In 1988, as a relatively new superintendent of schools in the Upper Darby School District, I vowed to somehow make a difference each year for a worthy graduate of the school system. I left the choice of the annual scholarship assistance recipient in the hands of the high school staff…my only selection criteria were: academic potential and financial need.
Now, 31 years later, the financial impacts of my scholarship awards still tug at my heart. Annually, I receive “thank you notes” from my scholarship assistance recipients. Here are two of them:
“Your scholarship help has enabled me to begin my next adventure as
a college student. I have received some financial aid from my college and I
will be using student loans as well. But the impact of your grant has made
a financial difference and opened the door to enrollment for me. I am so
“I am so honored to have received the Joseph Batory Scholarship because
many people consider you to be a legend in the school district. I want to
assure you that the money you have supplied is allowing me to begin my
first year of college. But, more importantly, your gift has filled me with
determination to succeed. Thank you so much!”
Another thing that has amazed me over the past 31 years is the ethnic backgrounds of the recipients. Here are just a few of the Joseph Batory Scholarship awardees names from past years: Kurbaj: Ong; Arsenlis; Ko; Shah; Mozdzanowska; Phan; Khawaja; Ferdaus; Nguyen; Lai; Phung; Hussain and Ansari.

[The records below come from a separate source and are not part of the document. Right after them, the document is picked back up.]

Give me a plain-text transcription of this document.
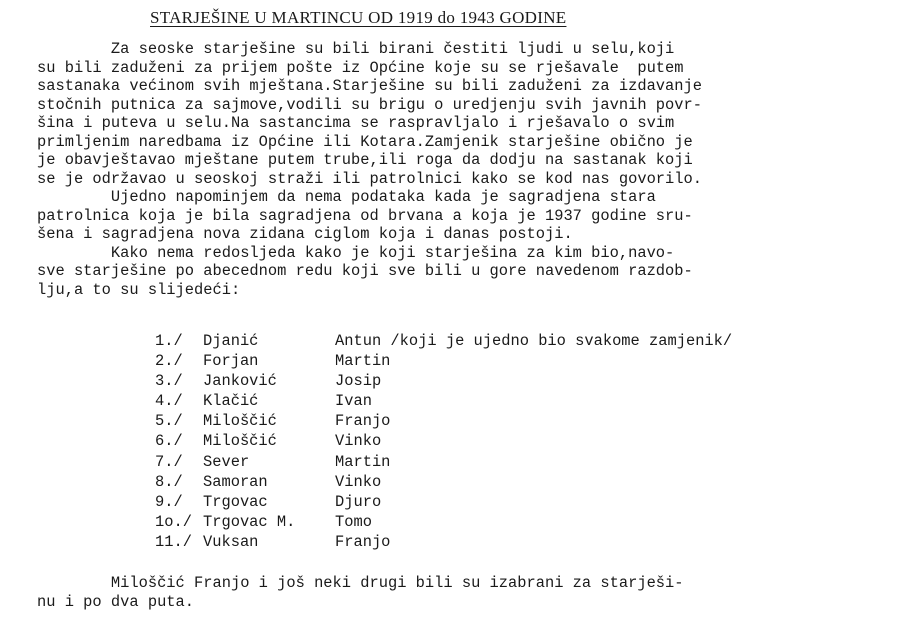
STARJEŠINE U MARTINCU OD 1919 do 1943 GODINE
Za seoske starješine su bili birani čestiti ljudi u selu,koji
su bili zaduženi za prijem pošte iz Općine koje su se rješavale  putem
sastanaka većinom svih mještana.Starješine su bili zaduženi za izdavanje
stočnih putnica za sajmove,vodili su brigu o uredjenju svih javnih povr-
šina i puteva u selu.Na sastancima se raspravljalo i rješavalo o svim
primljenim naredbama iz Općine ili Kotara.Zamjenik starješine obično je
je obavještavao mještane putem trube,ili roga da dodju na sastanak koji
se je održavao u seoskoj straži ili patrolnici kako se kod nas govorilo.
Ujedno napominjem da nema podataka kada je sagradjena stara
patrolnica koja je bila sagradjena od brvana a koja je 1937 godine sru-
šena i sagradjena nova zidana ciglom koja i danas postoji.
Kako nema redosljeda kako je koji starješina za kim bio,navo-
sve starješine po abecednom redu koji sve bili u gore navedenom razdob-
lju,a to su slijedeći:
1./	Djanić	Antun /koji je ujedno bio svakome zamjenik/
2./	Forjan	Martin
3./	Janković	Josip
4./	Klačić	Ivan
5./	Miloščić	Franjo
6./	Miloščić	Vinko
7./	Sever	Martin
8./	Samoran	Vinko
9./	Trgovac	Djuro
1o./ Trgovac M.	Tomo
11./ Vuksan	Franjo
Miloščić Franjo i još neki drugi bili su izabrani za starješi-
nu i po dva puta.
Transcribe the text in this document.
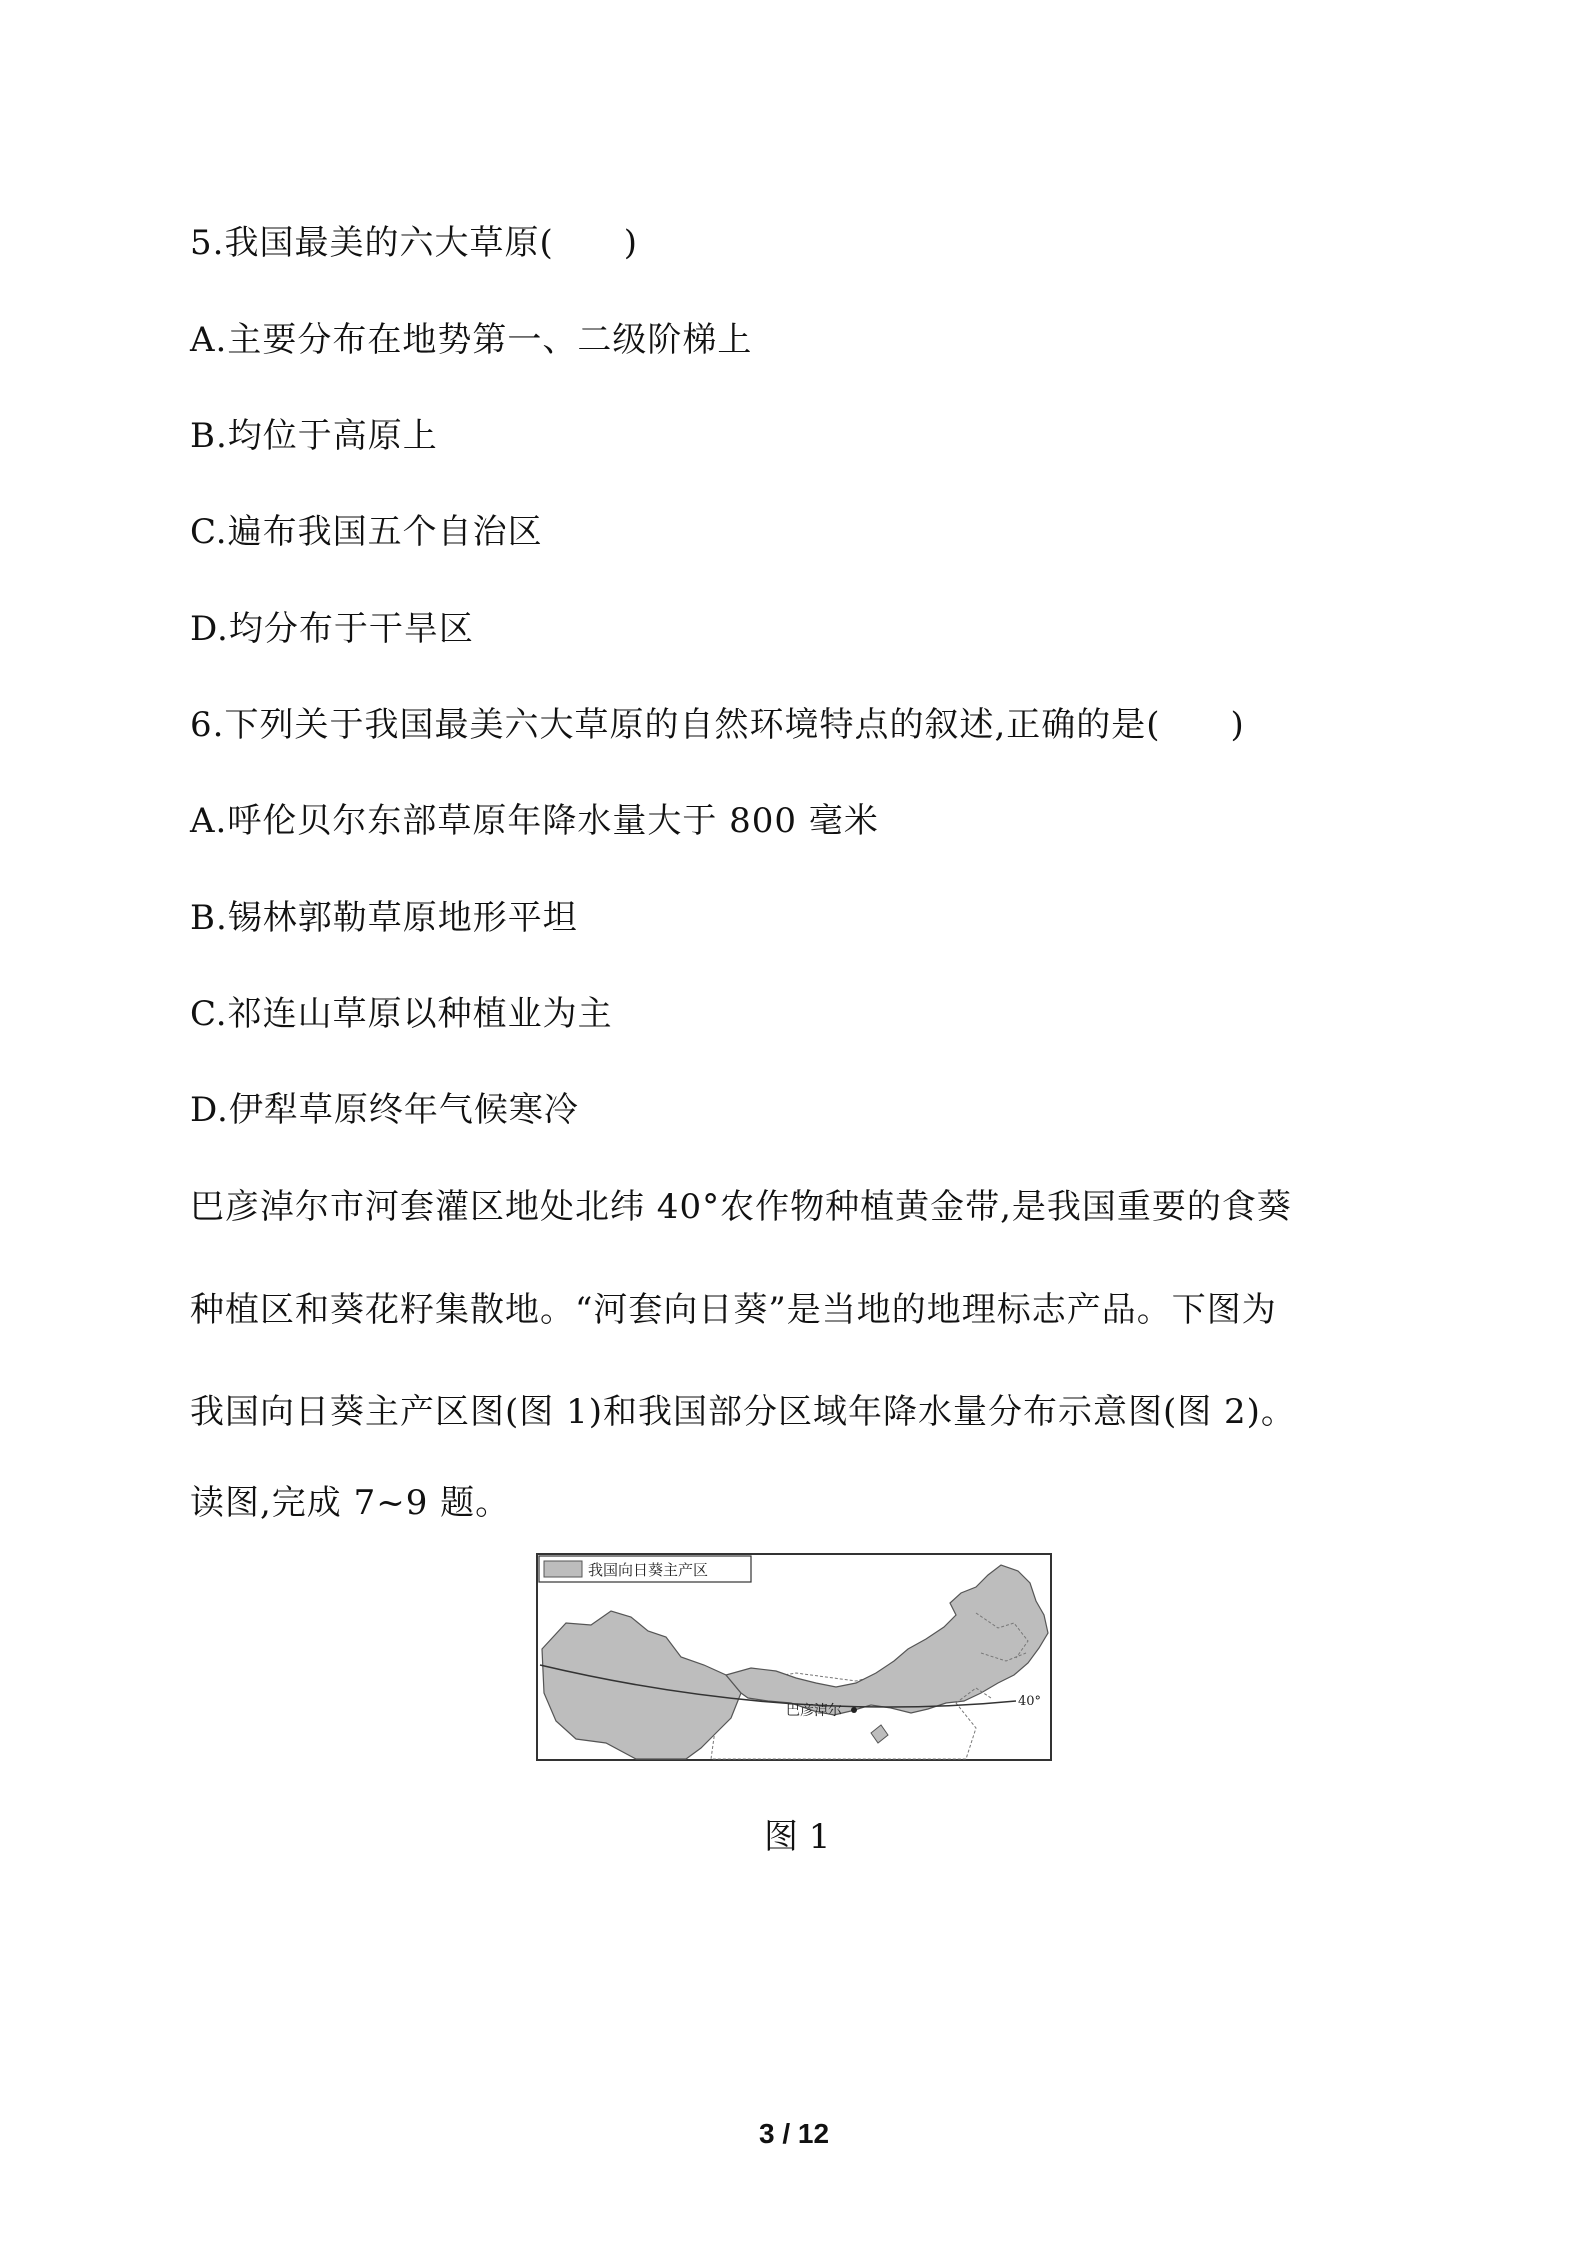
5.我国最美的六大草原(　　)
A.主要分布在地势第一、二级阶梯上
B.均位于高原上
C.遍布我国五个自治区
D.均分布于干旱区
6.下列关于我国最美六大草原的自然环境特点的叙述,正确的是(　　)
A.呼伦贝尔东部草原年降水量大于 800 毫米
B.锡林郭勒草原地形平坦
C.祁连山草原以种植业为主
D.伊犁草原终年气候寒冷
巴彦淖尔市河套灌区地处北纬 40°农作物种植黄金带,是我国重要的食葵
种植区和葵花籽集散地。“河套向日葵”是当地的地理标志产品。下图为
我国向日葵主产区图(图 1)和我国部分区域年降水量分布示意图(图 2)。
读图,完成 7~9 题。
巴彦淖尔
40°
我国向日葵主产区
图 1
3 / 12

The note below is from a young man who escaped the violence of Syria and found a new life in Upper Darby. It is very moving:
“The Joseph Batory Scholarship is worth much more than its monetary value
because it is really about your belief in me. It also reflects all the fact that the
Upper Darby School District has given to me so much. And it is a reminder of
what makes the diverse Upper Darby community so special. My dream is that I
may someday be able to replicate what you have given to me and my family.”
In a world with too much cynicism and nihilism these days, take heart. There are still good young people among us and many of them are at Upper Darby High School. And each of them has “the right stuff” to make a difference for the better in the future.
Joseph Batory is a past superintendent of schools in the Upper Darby School District. He is the author of three books and numerous published op-ed pieces.